Re: [PATCH net-next 3/6] mm/page_alloc: use initial zero offset for page_frag_alloc_align()

From: Alexander Duyck
Date: Mon Jan 08 2024 - 11:26:17 EST


On Mon, Jan 8, 2024 at 12:59 AM Yunsheng Lin <linyunsheng@xxxxxxxxxx> wrote:
>
> On 2024/1/5 23:42, Alexander H Duyck wrote:
> > On Wed, 2024-01-03 at 17:56 +0800, Yunsheng Lin wrote:
> >> The next patch is above to use page_frag_alloc_align() to
> >> replace vhost_net_page_frag_refill(), the main difference
> >> between those two frag page implementations is whether we
> >> use a initial zero offset or not.
> >>
> >> It seems more nature to use a initial zero offset, as it
> >> may enable more correct cache prefetching and skb frag
> >> coalescing in the networking, so change it to use initial
> >> zero offset.
> >>
> >> Signed-off-by: Yunsheng Lin <linyunsheng@xxxxxxxxxx>
> >> CC: Alexander Duyck <alexander.duyck@xxxxxxxxx>
> >
> > There are several advantages to running the offset as a countdown
> > rather than count-up value.
> >
> > 1. Specifically for the size of the chunks we are allocating doing it
> > from the bottom up doesn't add any value as we are jumping in large
> > enough amounts and are being used for DMA so being sequential doesn't
> > add any value.
>
> What is the expected size of the above chunks in your mind? I suppose
> that is like NAPI_HAS_SMALL_PAGE_FRAG to avoid excessive truesize
> underestimation?
>
> It seems there is no limit for min size of allocation for
> page_frag_alloc_align() now, and as the page_frag API seems to be only
> used in networking, should we enforce the min size of allocation at API
> level?

The primary use case for this is to allocate fragments to be used for
storing network data. We usually end up allocating a minimum of 1K in
most cases as you end up having to reserve something like 512B for
headroom and the skb_shared_info in an skb. In addition the slice
lengths become very hard to predict as these are usually used for
network traffic so the size can be as small as 60B for a packet or as
large as 9KB

> >
> > 2. By starting at the end and working toward zero we can use built in
> > functionality of the CPU to only have to check and see if our result
> > would be signed rather than having to load two registers with the
> > values and then compare them which saves us a few cycles.
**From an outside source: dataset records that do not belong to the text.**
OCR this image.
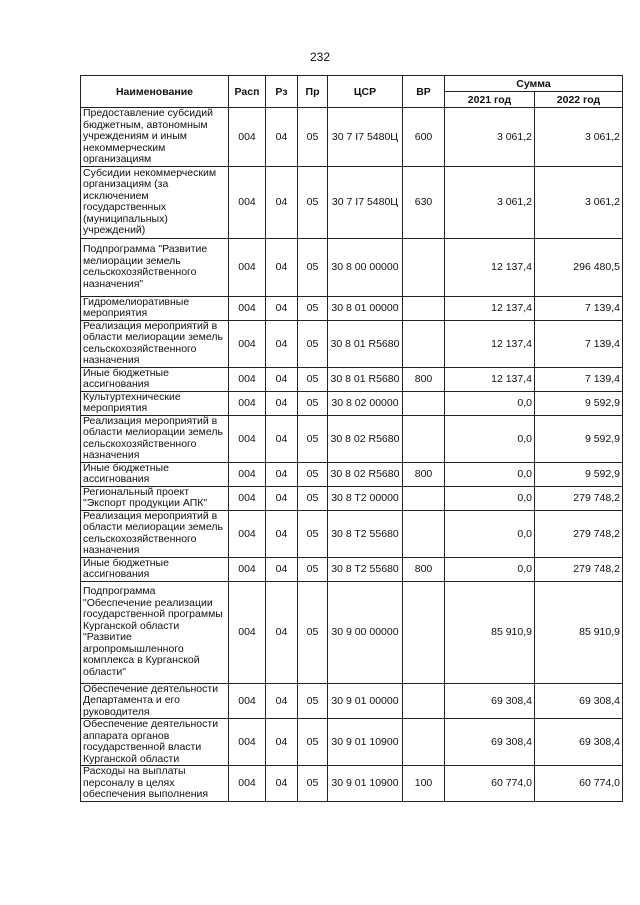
232
Наименование	Расп	Рз	Пр	ЦСР	ВР	Сумма	
						2021 год	2022 год
Предоставление субсидий бюджетным, автономным учреждениям и иным некоммерческим организациям	004	04	05	30 7 I7 5480Ц	600	3 061,2	3 061,2
Субсидии некоммерческим организациям (за исключением государственных (муниципальных) учреждений)	004	04	05	30 7 I7 5480Ц	630	3 061,2	3 061,2
Подпрограмма "Развитие мелиорации земель сельскохозяйственного назначения"	004	04	05	30 8 00 00000		12 137,4	296 480,5
Гидромелиоративные мероприятия	004	04	05	30 8 01 00000		12 137,4	7 139,4
Реализация мероприятий в области мелиорации земель сельскохозяйственного назначения	004	04	05	30 8 01 R5680		12 137,4	7 139,4
Иные бюджетные ассигнования	004	04	05	30 8 01 R5680	800	12 137,4	7 139,4
Культуртехнические мероприятия	004	04	05	30 8 02 00000		0,0	9 592,9
Реализация мероприятий в области мелиорации земель сельскохозяйственного назначения	004	04	05	30 8 02 R5680		0,0	9 592,9
Иные бюджетные ассигнования	004	04	05	30 8 02 R5680	800	0,0	9 592,9
Региональный проект "Экспорт продукции АПК"	004	04	05	30 8 T2 00000		0,0	279 748,2
Реализация мероприятий в области мелиорации земель сельскохозяйственного назначения	004	04	05	30 8 T2 55680		0,0	279 748,2
Иные бюджетные ассигнования	004	04	05	30 8 T2 55680	800	0,0	279 748,2
Подпрограмма "Обеспечение реализации государственной программы Курганской области "Развитие агропромышленного комплекса в Курганской области"	004	04	05	30 9 00 00000		85 910,9	85 910,9
Обеспечение деятельности Департамента и его руководителя	004	04	05	30 9 01 00000		69 308,4	69 308,4
Обеспечение деятельности аппарата органов государственной власти Курганской области	004	04	05	30 9 01 10900		69 308,4	69 308,4
Расходы на выплаты персоналу в целях обеспечения выполнения	004	04	05	30 9 01 10900	100	60 774,0	60 774,0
In addition
> > it saves us from having to read both the size and the offset for every
> > page.
>
> I suppose the above is ok if we only use the page_frag_alloc*() API to
> allocate memory for skb->data, not for the frag in skb_shinfo(), as by
> starting at the end and working toward zero, it means we can not do skb
> coalescing.
>
> As page_frag_alloc*() is returning va now, I am assuming most of users
> is using the API for skb->data, I guess it is ok to drop this patch for
> now.
>
> If we allow page_frag_alloc*() to return struct page, we might need this
> patch to enable coalescing.

I would argue this is not the interface for enabling coalescing. This
is one of the reasons why this is implemented the way it is. When you
are aligning fragments you aren't going to be able to coalesce the
frames anyway as the alignment would push the fragments apart.